22 June 2022
You have probably invested a lot in your landscaping and that includes your trees. It is important that you make sure that these trees are and stay healthy. Here are some things to be aware of.
Each year the tree should have at least four to six inches of new growth. Look at the branches that are out in the open and not shaded by the rest of the tree or other plants or structures around it. The new growth is greener than what was added the previous year. Sometimes there is a place that looks like compressed growth where it starts from year to year. If there is less than four inches of that new growth, your tree is probably under stress.
Then look at how the leaves are attached. Leaves are produced only on the new growth of the branch. If the new growth stops where the leaves are, with the rest of the branch bare, or if the leaves are forming on short spurs, this is also a sign of stress.
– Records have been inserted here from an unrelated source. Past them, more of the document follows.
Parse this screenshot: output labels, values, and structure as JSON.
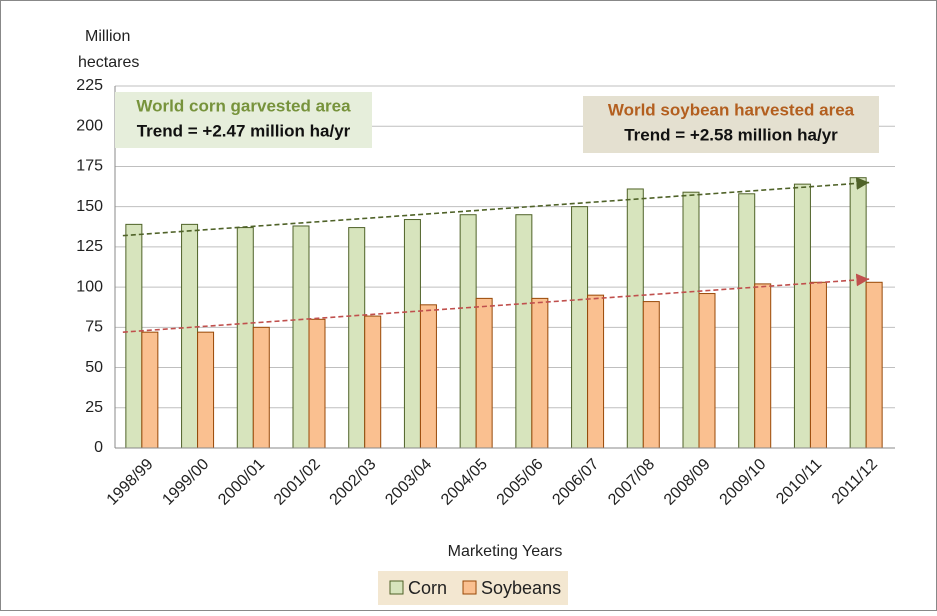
{
  "chart_data": {
    "type": "bar",
    "y_label": [
      "Million",
      "hectares"
    ],
    "x_label": "Marketing Years",
    "categories": [
      "1998/99",
      "1999/00",
      "2000/01",
      "2001/02",
      "2002/03",
      "2003/04",
      "2004/05",
      "2005/06",
      "2006/07",
      "2007/08",
      "2008/09",
      "2009/10",
      "2010/11",
      "2011/12"
    ],
    "series": [
      {
        "name": "Corn",
        "color": "#d7e4bd",
        "edge": "#4f6228",
        "values": [
          139,
          139,
          137,
          138,
          137,
          142,
          145,
          145,
          150,
          161,
          159,
          158,
          164,
          168
        ]
      },
      {
        "name": "Soybeans",
        "color": "#fac090",
        "edge": "#984807",
        "values": [
          72,
          72,
          75,
          80,
          82,
          89,
          93,
          93,
          95,
          91,
          96,
          102,
          103,
          103
        ]
      }
    ],
    "annotations": [
      {
        "title": "World corn garvested area",
        "text": "Trend = +2.47 million ha/yr",
        "values": [
          132,
          165
        ],
        "color": "#4f6228",
        "title_color": "#77933c",
        "box": "#e6eedb"
      },
      {
        "title": "World soybean harvested area",
        "text": "Trend = +2.58 million ha/yr",
        "values": [
          72,
          105
        ],
        "color": "#c0504d",
        "title_color": "#b35f1f",
        "box": "#e4e0d0"
      }
    ],
    "ylim": [
      0,
      225
    ],
    "yticks": [
      0,
      25,
      50,
      75,
      100,
      125,
      150,
      175,
      200,
      225
    ],
    "grid": true
  }
}
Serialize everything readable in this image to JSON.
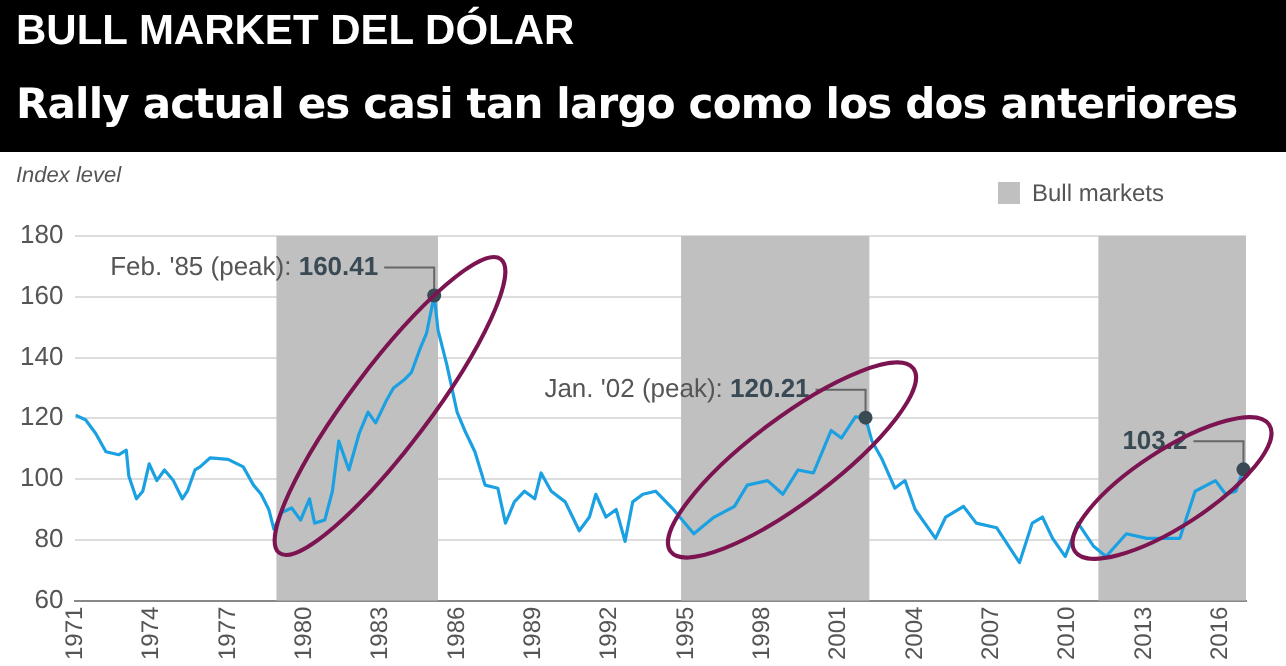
{
  "chart_data": {
    "type": "line",
    "title": "BULL MARKET DEL DÓLAR",
    "subtitle": "Rally actual es casi tan largo como los dos anteriores",
    "ylabel": "Index level",
    "series": [
      {
        "color": "#1ba1e2",
        "x": [
          1971.0,
          1971.4,
          1971.8,
          1972.2,
          1972.7,
          1973.0,
          1973.1,
          1973.4,
          1973.65,
          1973.9,
          1974.2,
          1974.5,
          1974.85,
          1975.2,
          1975.4,
          1975.7,
          1975.9,
          1976.3,
          1977.0,
          1977.6,
          1978.0,
          1978.3,
          1978.6,
          1978.8,
          1979.1,
          1979.5,
          1979.85,
          1980.2,
          1980.4,
          1980.8,
          1981.1,
          1981.35,
          1981.75,
          1982.15,
          1982.5,
          1982.8,
          1983.2,
          1983.5,
          1983.9,
          1984.2,
          1984.55,
          1984.8,
          1985.1,
          1985.25,
          1985.6,
          1986.0,
          1986.3,
          1986.7,
          1987.1,
          1987.6,
          1987.9,
          1988.25,
          1988.65,
          1989.05,
          1989.3,
          1989.7,
          1990.25,
          1990.8,
          1991.2,
          1991.45,
          1991.85,
          1992.25,
          1992.6,
          1992.9,
          1993.3,
          1993.8,
          1994.5,
          1995.3,
          1996.1,
          1996.9,
          1997.4,
          1998.2,
          1998.8,
          1999.4,
          2000.0,
          2000.7,
          2001.1,
          2001.65,
          2002.05,
          2002.3,
          2002.7,
          2003.2,
          2003.6,
          2004.0,
          2004.8,
          2005.2,
          2005.9,
          2006.4,
          2007.2,
          2008.1,
          2008.6,
          2009.0,
          2009.4,
          2009.9,
          2010.4,
          2011.0,
          2011.5,
          2012.3,
          2013.1,
          2013.9,
          2014.4,
          2015.0,
          2015.8,
          2016.2,
          2016.6,
          2016.9
        ],
        "values": [
          121,
          119.5,
          115,
          109,
          108,
          109.5,
          101,
          93.5,
          96,
          105,
          99.5,
          103,
          99.5,
          93.5,
          96,
          103,
          104,
          107,
          106.5,
          104,
          98,
          95,
          90,
          83.5,
          89,
          90.5,
          86.5,
          93.5,
          85.5,
          86.5,
          96,
          112.5,
          103,
          115,
          122,
          118.5,
          125.5,
          130,
          132.5,
          135,
          143,
          148,
          160.41,
          149,
          137.5,
          122,
          116,
          109,
          98,
          97,
          85.5,
          92.5,
          96,
          93.5,
          102,
          96,
          92.5,
          83,
          87.5,
          95,
          87.5,
          90,
          79.5,
          92.5,
          95,
          96,
          90,
          82,
          87.5,
          91,
          98,
          99.5,
          95,
          103,
          102,
          116,
          113.5,
          120.5,
          120.21,
          112.5,
          106.5,
          97,
          99.5,
          90,
          80.5,
          87.5,
          91,
          85.5,
          84,
          72.5,
          85.5,
          87.5,
          80.5,
          74.5,
          85.5,
          78,
          74.5,
          82,
          80.5,
          80.5,
          80.5,
          96,
          99.5,
          95,
          96,
          103.2
        ]
      }
    ],
    "xlim": [
      1971,
      2017
    ],
    "xticks": [
      1971,
      1974,
      1977,
      1980,
      1983,
      1986,
      1989,
      1992,
      1995,
      1998,
      2001,
      2004,
      2007,
      2010,
      2013,
      2016
    ],
    "ylim": [
      60,
      180
    ],
    "yticks": [
      60,
      80,
      100,
      120,
      140,
      160,
      180
    ],
    "grid": "y",
    "legend": "top right",
    "bands": [
      {
        "axis": "x",
        "from": 1978.9,
        "to": 1985.25,
        "label": "Bull markets",
        "color": "#c0c0c0"
      },
      {
        "axis": "x",
        "from": 1994.8,
        "to": 2002.2,
        "color": "#c0c0c0"
      },
      {
        "axis": "x",
        "from": 2011.2,
        "to": 2017,
        "color": "#c0c0c0"
      }
    ],
    "annotations": [
      {
        "text": "Feb. '85 (peak): 160.41",
        "x": 1985.1,
        "y": 160.41
      },
      {
        "text": "Jan. '02 (peak): 120.21",
        "x": 2002.05,
        "y": 120.21
      },
      {
        "text": "103.2",
        "x": 2016.9,
        "y": 103.2
      }
    ]
  }
}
If these things occur, it does not necessarily mean your tree is dying. It does indicate stress but not what is causing it. Stress accumulates. So, the problems could be from some conditions that happened several years ago, like drought or extended periods of extreme cold. As we move into summer with unrelenting heat, it just adds to the damage.
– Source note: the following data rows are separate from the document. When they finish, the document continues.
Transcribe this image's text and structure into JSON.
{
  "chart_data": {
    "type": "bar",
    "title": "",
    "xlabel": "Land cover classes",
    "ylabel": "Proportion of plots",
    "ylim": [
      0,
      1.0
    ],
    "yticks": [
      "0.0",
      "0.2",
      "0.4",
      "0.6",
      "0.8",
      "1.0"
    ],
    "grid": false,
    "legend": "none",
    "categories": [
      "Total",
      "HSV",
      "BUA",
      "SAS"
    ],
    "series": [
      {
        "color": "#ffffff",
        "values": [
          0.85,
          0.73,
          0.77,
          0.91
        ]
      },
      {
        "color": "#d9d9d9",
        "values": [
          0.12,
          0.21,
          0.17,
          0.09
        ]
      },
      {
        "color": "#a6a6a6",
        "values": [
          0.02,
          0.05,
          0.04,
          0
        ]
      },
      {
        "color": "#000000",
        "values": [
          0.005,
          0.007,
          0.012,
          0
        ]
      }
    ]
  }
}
If you are or have been in a dry spell, it is a good idea to water your trees. The idea is to get the water down to a depth of 12 inches every couple of weeks.
Too much rain can also affect your trees. Plants take in oxygen through the root system as well as the leaves. If the ground is over saturated, there are no air spaces for the oxygen. If it is Mother Nature providing the moisture, there is little you can do. However, if you are overwatering, this could be a problem.
One of the best ways to water trees is with a soaker hose. For small trees, circle the tree several times to even out the water distribution. For larger trees, hook both end of the soaker hose to a Y adapter. This will help equalize the pressure for a more uniform watering. If the adapter has a shut off valve this will help control the flow. The ideal is to get the soaker hose circled to the drip line of the tree limbs. What you want is a slow, steady and even watering so that the moisture does not run off the top of the soil but sinks deep to the roots.
The bottom line is that poor growth indicates the tree is under stress, not what the stress is. You can probably infer the problem from the environmental conditions of the year (and even the past couple). If you have concerns, contact an arborist for an evaluation. Be sure to get a qualified arborist and not just some company that lops off limbs. He or she can answer your questions and offer suggestions.